Various Artists

Shine! Issue No. 1

by Susan M. E. Glen


Radio Killed the Radio Star

You know how you hear a new song on the radio, and you just love it cuz it’s fresh and new and catchy and you just can’t imagine ever being tired of it? And then, you know how, like, three months later, you hate that fucking song so much you wanna crash your car into a sign post when it comes on the radio, cuz you have heard it so many times you can almost see the exact expression on Carson Daily’s face when TRL is forced to retire the video from the countdown? Kinda like, you know, No Doubt’s “Just a Girl,” or Korn’s “Freak on a Leash,” or anything that Limp Bizkit has ever recorded? Commercial radio has a nasty way of taking great songs and turning them into the bane of any music listener’s existence, and “alternative” radio is no less guilty than the Celine Dion-sportin’ stations we all love to hate. For some reason, the think tank at Universal Music thought it would be a great idea to get together a bunch of these over-played songs and collect them on one disc, designed to either provide a soundtrack to the diet-alternative music of the last year or so, or to simply drive you right into a straight jacket. It’s enough to make you wonder just what the difference really is.

It’s not like there aren’t some great tracks on Shine!. I mean, any collection that can boast Moby’s “Bodyrock,” Monster Magnet’s “Space Lord,” and Garbage’s “Special” can’t be all bad. And there’s nothing wrong with Blur per se, but it’s hard to hear “Song 2,” the track responsible for the much-deserved proliferation of “Wooo Hooo” into the collective, transatlantic vocabulary of young music fans everywhere, without wanting to rip out your hair. And while Jimmie’s Chicken Shack may have seemed really interesting and unique and cool the first, say, 30 times MTV played “Do Right” in the first week of its release, it now sounds tired and trite, and there are other bands out there doing what they do, and doing it better. And we don’t even need to discuss Freestylers’ “Here We Go”—let’s just not go there.

cover art

Various Artists

Shine! Issue No. 1


Then there’s the list of wanna-be bands included here. One wonders what’s so “alternative” about Primer 55, for example, who clearly have They Might Be Giants-envy (and really, who can blame them), and Supergrass, who really are the Rolling Stones; the only thing missing is Mick Jagger’s rubber band body and a perpetually comatose Charlie Watts on drums. Leona Naess, one of the few artists on the collection who hasn’t been played into radio purgatory, is an amped-up version of The Primitives, Pound sounds like some accidental, bizarre lovechild of The Red Hot Chili Peppers and Hootie and the Blowfish, and Tracy Bonham’s pathologically-heterosexual anthem, “Behind Every Good Woman,” doesn’t even do a very good job trying to imitate the tracks on her own stellar first album, The Burdens of Being Upright; her new stuff is way too polished and clean, and just not nearly as clever as her debut material.

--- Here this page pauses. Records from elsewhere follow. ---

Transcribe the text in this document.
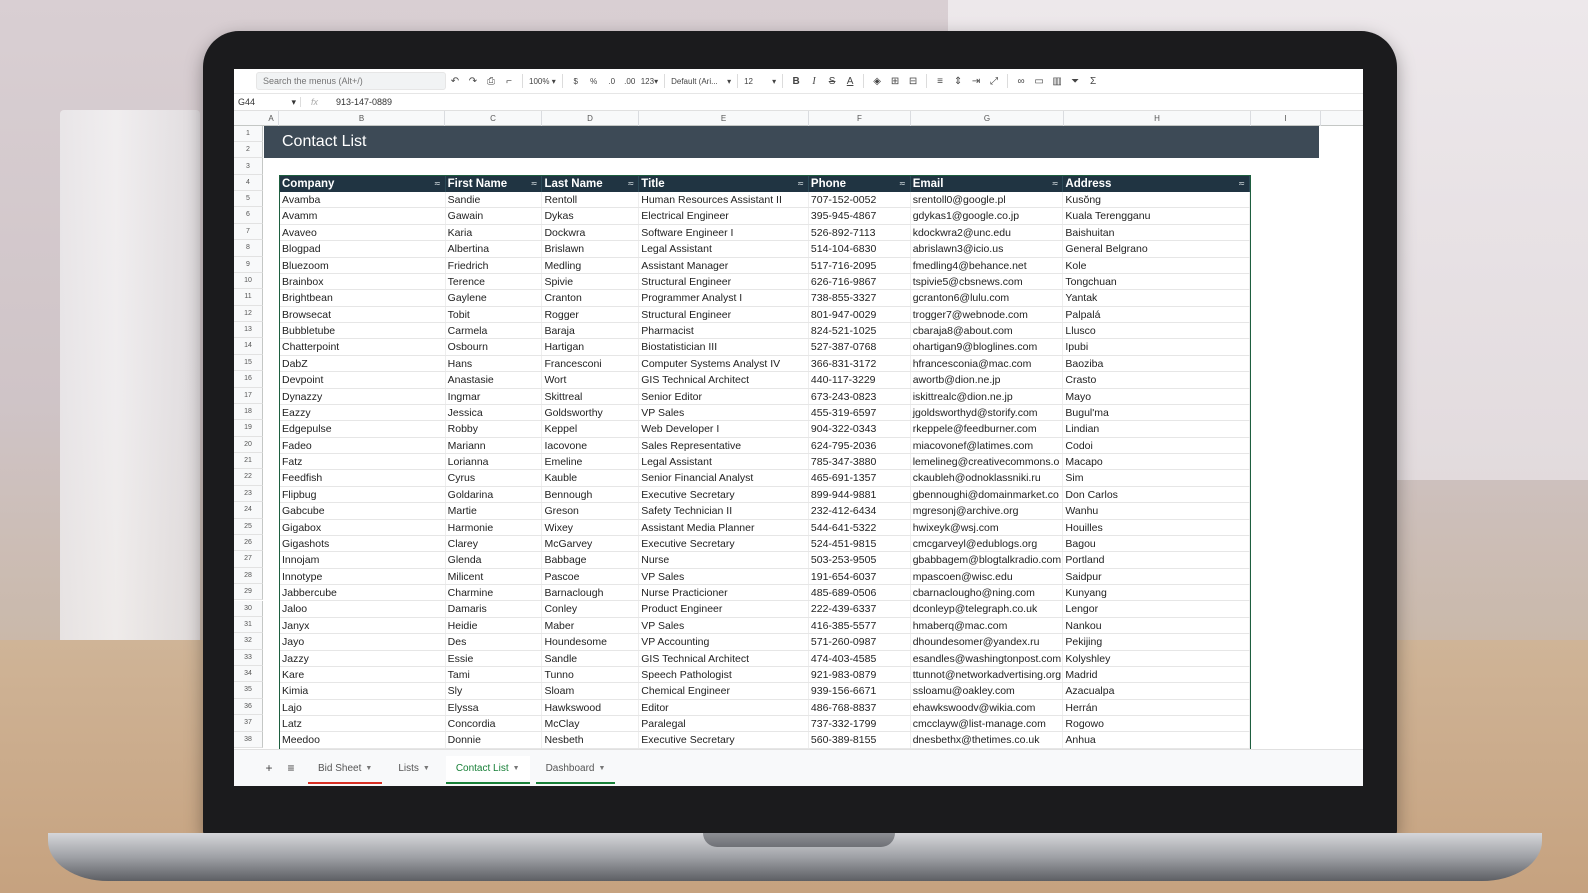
Search the menus (Alt+/)
↶ ↷ ⎙	⌐	100% ▾	$	%	.0	.00 123 ▾ Default (Ari... ▾ 12 ▾	B	I	S	A	◈ ⊞ ⊟	≡	⇕ ⇥ ⤢	∞ ▭ ▥ ⏷	Σ
G44	▾	fx	913-147-0889
A	B	C	D	E	F	G	H	I
1
2
3
4
5
6
7
8
9
10
11
12
13
14
15
16
17
18
19
20
21
22
23
24
25
26
27
28
29
30
31
32
33
34
35
36
37
38
Contact List
Company	≂ First Name	≂ Last Name	≂ Title	≂ Phone	≂ Email	≂ Address	≂
Avamba	Sandie	Rentoll	Human Resources Assistant II	707-152-0052	srentoll0@google.pl	Kusŏng
Avamm	Gawain	Dykas	Electrical Engineer	395-945-4867	gdykas1@google.co.jp	Kuala Terengganu
Avaveo	Karia	Dockwra	Software Engineer I	526-892-7113	kdockwra2@unc.edu	Baishuitan
Blogpad	Albertina	Brislawn	Legal Assistant	514-104-6830	abrislawn3@icio.us	General Belgrano
Bluezoom	Friedrich	Medling	Assistant Manager	517-716-2095	fmedling4@behance.net	Kole
Brainbox	Terence	Spivie	Structural Engineer	626-716-9867	tspivie5@cbsnews.com	Tongchuan
Brightbean	Gaylene	Cranton	Programmer Analyst I	738-855-3327	gcranton6@lulu.com	Yantak
Browsecat	Tobit	Rogger	Structural Engineer	801-947-0029	trogger7@webnode.com	Palpalá
Bubbletube	Carmela	Baraja	Pharmacist	824-521-1025	cbaraja8@about.com	Llusco
Chatterpoint	Osbourn	Hartigan	Biostatistician III	527-387-0768	ohartigan9@bloglines.com	Ipubi
DabZ	Hans	Francesconi	Computer Systems Analyst IV	366-831-3172	hfrancesconia@mac.com	Baoziba
Devpoint	Anastasie	Wort	GIS Technical Architect	440-117-3229	awortb@dion.ne.jp	Crasto
Dynazzy	Ingmar	Skittreal	Senior Editor	673-243-0823	iskittrealc@dion.ne.jp	Mayo
Eazzy	Jessica	Goldsworthy	VP Sales	455-319-6597	jgoldsworthyd@storify.com	Bugul'ma
Edgepulse	Robby	Keppel	Web Developer I	904-322-0343	rkeppele@feedburner.com	Lindian
Fadeo	Mariann	Iacovone	Sales Representative	624-795-2036	miacovonef@latimes.com	Codoi
Fatz	Lorianna	Emeline	Legal Assistant	785-347-3880	lemelineg@creativecommons.o Macapo
Feedfish	Cyrus	Kauble	Senior Financial Analyst	465-691-1357	ckaubleh@odnoklassniki.ru	Sim
Flipbug	Goldarina	Bennough	Executive Secretary	899-944-9881	gbennoughi@domainmarket.co Don Carlos
Gabcube	Martie	Greson	Safety Technician II	232-412-6434	mgresonj@archive.org	Wanhu
Gigabox	Harmonie	Wixey	Assistant Media Planner	544-641-5322	hwixeyk@wsj.com	Houilles
Gigashots	Clarey	McGarvey	Executive Secretary	524-451-9815	cmcgarveyl@edublogs.org	Bagou
Innojam	Glenda	Babbage	Nurse	503-253-9505	gbabbagem@blogtalkradio.com Portland
Innotype	Milicent	Pascoe	VP Sales	191-654-6037	mpascoen@wisc.edu	Saidpur
Jabbercube	Charmine	Barnaclough	Nurse Practicioner	485-689-0506	cbarnaclougho@ning.com	Kunyang
Jaloo	Damaris	Conley	Product Engineer	222-439-6337	dconleyp@telegraph.co.uk	Lengor
Janyx	Heidie	Maber	VP Sales	416-385-5577	hmaberq@mac.com	Nankou
Jayo	Des	Houndesome	VP Accounting	571-260-0987	dhoundesomer@yandex.ru	Pekijing
Jazzy	Essie	Sandle	GIS Technical Architect	474-403-4585	esandles@washingtonpost.com Kolyshley
Kare	Tami	Tunno	Speech Pathologist	921-983-0879	ttunnot@networkadvertising.org Madrid
Kimia	Sly	Sloam	Chemical Engineer	939-156-6671	ssloamu@oakley.com	Azacualpa
Lajo	Elyssa	Hawkswood	Editor	486-768-8837	ehawkswoodv@wikia.com	Herrán
Latz	Concordia	McClay	Paralegal	737-332-1799	cmcclayw@list-manage.com	Rogowo
Meedoo	Donnie	Nesbeth	Executive Secretary	560-389-8155	dnesbethx@thetimes.co.uk	Anhua
+	≡	Bid Sheet ▼	Lists ▼	Contact List ▼	Dashboard ▼
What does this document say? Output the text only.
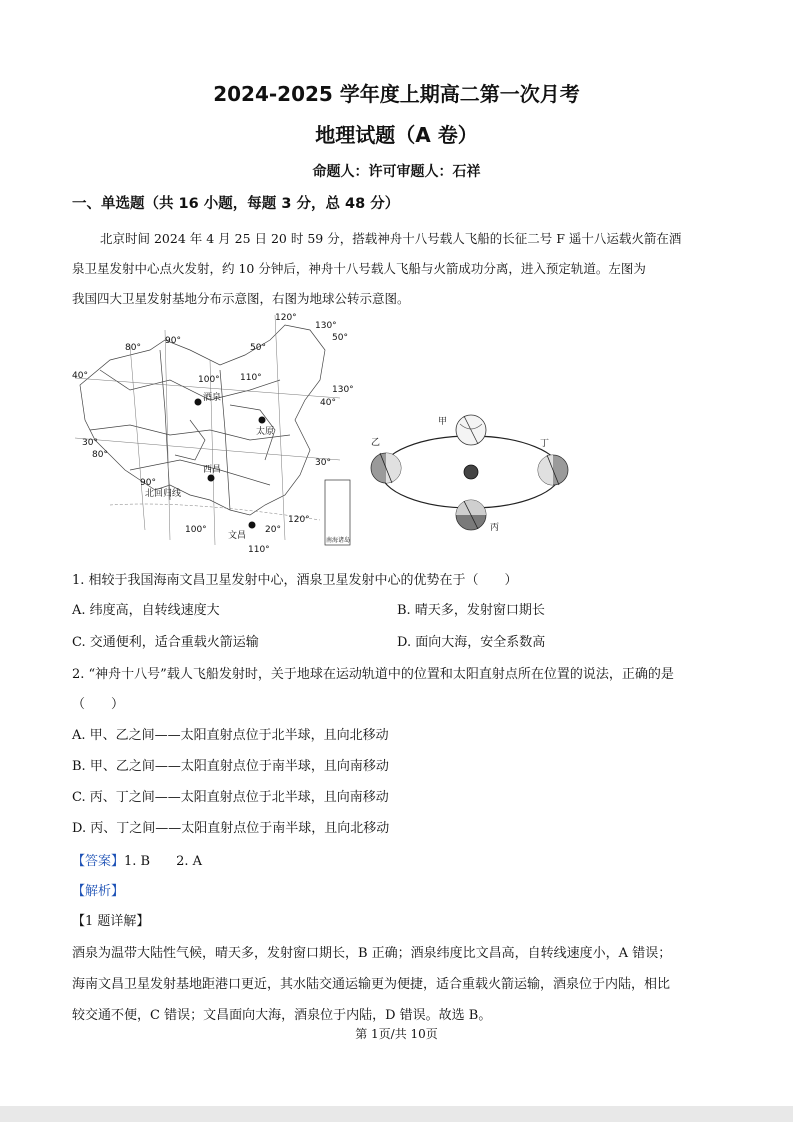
2024-2025 学年度上期高二第一次月考
地理试题（A 卷）
命题人：许可审题人：石祥
一、单选题（共 16 小题，每题 3 分，总 48 分）
北京时间 2024 年 4 月 25 日 20 时 59 分，搭载神舟十八号载人飞船的长征二号 F 遥十八运载火箭在酒
泉卫星发射中心点火发射，约 10 分钟后，神舟十八号载人飞船与火箭成功分离，进入预定轨道。左图为
我国四大卫星发射基地分布示意图，右图为地球公转示意图。
120°
130°
50°
50°
80°
90°
100° 110°
40°
40°
130°
30°
30°
80°
90°
100°
120°
20°
110°
酒泉
太原
西昌
文昌
北回归线
南海诸岛
甲
乙
丙
丁
1. 相较于我国海南文昌卫星发射中心，酒泉卫星发射中心的优势在于（　　）
A. 纬度高，自转线速度大	B. 晴天多，发射窗口期长
C. 交通便利，适合重载火箭运输	D. 面向大海，安全系数高
2. “神舟十八号”载人飞船发射时，关于地球在运动轨道中的位置和太阳直射点所在位置的说法，正确的是
（　　）
A. 甲、乙之间——太阳直射点位于北半球，且向北移动
B. 甲、乙之间——太阳直射点位于南半球，且向南移动
C. 丙、丁之间——太阳直射点位于北半球，且向南移动
D. 丙、丁之间——太阳直射点位于南半球，且向北移动
【答案】1. B　　2. A
【解析】
【1 题详解】
酒泉为温带大陆性气候，晴天多，发射窗口期长，B 正确；酒泉纬度比文昌高，自转线速度小，A 错误；
海南文昌卫星发射基地距港口更近，其水陆交通运输更为便捷，适合重载火箭运输，酒泉位于内陆，相比
较交通不便，C 错误；文昌面向大海，酒泉位于内陆，D 错误。故选 B。
第 1页/共 10页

But the problems with this album are less about the individual songs themselves and more about the collection as a whole. Taken singly, there are certainly tracks here that deserve some attention: Underworld’s “Bruce Lee” is intoxicating and addictive, and “Ready to Go” is enough to make you wanna start a petition to Republica to get back together and release a new album. But do any of us really need to hear Sublime’s “Santaria” one more time on one more collection? And do any of us really need a sampling of some of the most annoyingly-overplayed songs of the last year? I can’t listen to Shine! without my brain running back, without my permission, to Ani DiFranco’s lament, “I keep hearing that same damn song everywhere I go!”

This album might be more successful if it was allowed to age a bit (after all, I can almost listen to “Just a Girl” again, after several years of deserved bed-rest) and if it didn’t presume to be “alternative”; when we have all heard most of these songs enough to have their lyrics and guitar riffs engraved on our collective brain, one has to ask, Alternative to what? Shine! is useful for people who don’t really listen to music; if you have the radio on as background noise but don’t really pay attention to what’s on, you’ll love it. And if, when somebody asks you what kind of music you listen to, you reply, “Oh, you know, I like everything—whatever’s on the radio,” then Shine! will be your saving grace. Otherwise, don’t bother. There’s nothing here you haven’t heard before…many, many times.